In conclusion, the influenza virus is among the most serious infections around the globe, which leads to thousands of deaths each year. It is extremely virulent due to a set of factors, which contribute to its evolution, making it impossible to eliminate it. The disease remains dangerous for people all over the world due to its constant mutation producing new variants of the virus. High lethality rates are typically connected with complications, which can be triggered in the human body as a result of the illness. Among the factors, capable of worsening the prognosis, are bacteria, such as Klebsiella, causing severe cases of pneumonia. The disease is difficult to diagnose and requires complex therapy with antibiotics, and surgery in severe cases. The bacterium remains one of the most common reasons for death in hospitals all over the world.
Works Cited
Ashurst, John V., and Adam Dawson. Klebsiella Pneumonia.

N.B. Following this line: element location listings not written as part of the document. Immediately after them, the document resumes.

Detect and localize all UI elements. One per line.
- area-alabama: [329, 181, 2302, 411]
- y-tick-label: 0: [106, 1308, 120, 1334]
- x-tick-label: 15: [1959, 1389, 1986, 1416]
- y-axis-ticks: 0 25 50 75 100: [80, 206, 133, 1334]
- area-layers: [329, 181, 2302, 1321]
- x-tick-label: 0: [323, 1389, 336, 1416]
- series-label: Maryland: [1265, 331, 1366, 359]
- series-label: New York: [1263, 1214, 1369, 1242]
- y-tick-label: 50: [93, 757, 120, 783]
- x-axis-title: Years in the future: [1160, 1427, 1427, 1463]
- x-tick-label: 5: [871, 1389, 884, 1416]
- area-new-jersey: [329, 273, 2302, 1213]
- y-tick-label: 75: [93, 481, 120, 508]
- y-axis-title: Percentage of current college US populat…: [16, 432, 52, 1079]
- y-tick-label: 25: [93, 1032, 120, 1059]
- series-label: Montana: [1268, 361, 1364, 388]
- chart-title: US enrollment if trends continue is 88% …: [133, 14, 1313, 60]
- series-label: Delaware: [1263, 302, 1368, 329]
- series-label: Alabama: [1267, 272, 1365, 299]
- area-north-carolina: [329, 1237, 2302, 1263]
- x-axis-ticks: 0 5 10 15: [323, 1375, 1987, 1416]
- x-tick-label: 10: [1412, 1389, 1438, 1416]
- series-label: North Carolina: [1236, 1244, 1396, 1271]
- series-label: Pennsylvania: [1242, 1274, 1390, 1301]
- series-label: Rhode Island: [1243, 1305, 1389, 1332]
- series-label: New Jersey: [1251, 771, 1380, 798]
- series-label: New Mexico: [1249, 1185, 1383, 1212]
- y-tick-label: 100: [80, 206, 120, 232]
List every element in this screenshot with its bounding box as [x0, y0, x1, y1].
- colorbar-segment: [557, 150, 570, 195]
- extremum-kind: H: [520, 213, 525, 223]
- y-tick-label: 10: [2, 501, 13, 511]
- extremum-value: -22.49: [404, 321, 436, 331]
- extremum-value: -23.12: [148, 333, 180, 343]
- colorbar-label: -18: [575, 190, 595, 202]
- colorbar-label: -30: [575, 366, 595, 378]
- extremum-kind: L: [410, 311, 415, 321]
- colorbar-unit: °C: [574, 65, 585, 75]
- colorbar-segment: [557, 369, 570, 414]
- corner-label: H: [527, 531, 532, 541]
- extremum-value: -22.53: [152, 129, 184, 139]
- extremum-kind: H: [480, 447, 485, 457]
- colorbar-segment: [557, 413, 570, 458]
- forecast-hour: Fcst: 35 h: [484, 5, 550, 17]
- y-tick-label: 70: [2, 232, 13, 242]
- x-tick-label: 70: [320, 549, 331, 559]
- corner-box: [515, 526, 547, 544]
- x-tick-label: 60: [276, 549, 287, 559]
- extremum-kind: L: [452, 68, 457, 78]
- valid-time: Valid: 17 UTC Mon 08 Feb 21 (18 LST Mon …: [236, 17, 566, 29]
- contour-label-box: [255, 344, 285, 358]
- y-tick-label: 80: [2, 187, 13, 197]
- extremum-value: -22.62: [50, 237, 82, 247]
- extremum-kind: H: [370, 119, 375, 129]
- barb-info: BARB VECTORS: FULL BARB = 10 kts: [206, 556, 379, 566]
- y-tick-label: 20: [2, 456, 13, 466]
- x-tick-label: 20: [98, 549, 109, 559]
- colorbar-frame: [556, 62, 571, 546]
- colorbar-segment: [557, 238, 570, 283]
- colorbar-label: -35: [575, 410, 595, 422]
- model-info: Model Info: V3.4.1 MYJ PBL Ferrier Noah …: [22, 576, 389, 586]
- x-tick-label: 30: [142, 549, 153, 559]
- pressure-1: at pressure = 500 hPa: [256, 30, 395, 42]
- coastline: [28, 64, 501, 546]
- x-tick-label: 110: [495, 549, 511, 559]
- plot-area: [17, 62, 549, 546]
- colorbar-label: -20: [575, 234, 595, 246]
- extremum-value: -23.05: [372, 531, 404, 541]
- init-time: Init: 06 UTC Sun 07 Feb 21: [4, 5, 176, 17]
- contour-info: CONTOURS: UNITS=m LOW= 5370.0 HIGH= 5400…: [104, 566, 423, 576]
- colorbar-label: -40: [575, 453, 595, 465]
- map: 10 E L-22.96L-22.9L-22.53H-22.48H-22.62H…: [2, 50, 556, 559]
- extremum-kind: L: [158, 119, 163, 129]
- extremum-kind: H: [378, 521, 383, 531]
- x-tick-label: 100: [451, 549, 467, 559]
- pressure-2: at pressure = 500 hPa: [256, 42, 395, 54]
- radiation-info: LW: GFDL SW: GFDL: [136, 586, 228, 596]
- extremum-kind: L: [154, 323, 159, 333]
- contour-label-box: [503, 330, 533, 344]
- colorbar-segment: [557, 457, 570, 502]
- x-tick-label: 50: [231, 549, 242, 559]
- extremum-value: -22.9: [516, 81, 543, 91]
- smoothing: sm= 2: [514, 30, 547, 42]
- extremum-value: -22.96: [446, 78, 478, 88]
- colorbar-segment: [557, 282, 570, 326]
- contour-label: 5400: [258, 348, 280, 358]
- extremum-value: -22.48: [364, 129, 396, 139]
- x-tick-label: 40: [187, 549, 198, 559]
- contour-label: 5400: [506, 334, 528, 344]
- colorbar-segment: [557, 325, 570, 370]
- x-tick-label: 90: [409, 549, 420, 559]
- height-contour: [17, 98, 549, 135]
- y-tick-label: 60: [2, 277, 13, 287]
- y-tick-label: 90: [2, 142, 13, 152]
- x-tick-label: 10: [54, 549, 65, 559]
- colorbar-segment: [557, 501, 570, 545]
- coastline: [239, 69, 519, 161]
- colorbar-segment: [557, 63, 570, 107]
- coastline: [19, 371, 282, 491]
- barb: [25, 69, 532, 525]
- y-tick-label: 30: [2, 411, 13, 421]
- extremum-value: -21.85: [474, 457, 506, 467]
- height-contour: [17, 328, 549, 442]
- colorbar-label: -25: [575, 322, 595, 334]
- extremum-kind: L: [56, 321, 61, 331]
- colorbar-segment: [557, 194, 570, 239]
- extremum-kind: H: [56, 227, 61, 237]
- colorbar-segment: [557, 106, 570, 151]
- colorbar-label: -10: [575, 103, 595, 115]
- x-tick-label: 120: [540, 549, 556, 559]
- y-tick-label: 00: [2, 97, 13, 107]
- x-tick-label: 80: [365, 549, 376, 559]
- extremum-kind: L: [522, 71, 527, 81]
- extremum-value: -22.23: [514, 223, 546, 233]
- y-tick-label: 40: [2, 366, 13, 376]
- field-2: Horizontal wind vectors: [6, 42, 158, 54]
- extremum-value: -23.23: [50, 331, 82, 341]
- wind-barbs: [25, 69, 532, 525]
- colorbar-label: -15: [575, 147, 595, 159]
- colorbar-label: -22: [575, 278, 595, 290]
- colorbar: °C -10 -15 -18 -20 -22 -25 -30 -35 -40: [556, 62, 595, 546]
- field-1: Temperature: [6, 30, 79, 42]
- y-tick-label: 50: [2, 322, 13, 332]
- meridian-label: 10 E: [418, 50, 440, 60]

StatPearls, 2021. Web.
Johnson, Katherine E. E. et al. Getting the Flu: 5 Key Facts about Influenza Virus Evolution. PLoS Pathogens, vol. 13, no. 8. Web.
Petrova, Velislava N., and Colin A. Russell. The Evolution of Seasonal Influenza Viruses. Nature Reviews Microbiology, vol. 16, 2018, pp. 47-60. Web.
Xue, Katherine S., and Jesse D. Bloom. Linking Influenza Virus Evolution Within and Between Human Hosts. Virus Evolution, vol. 6, no. 1, 2020. Web.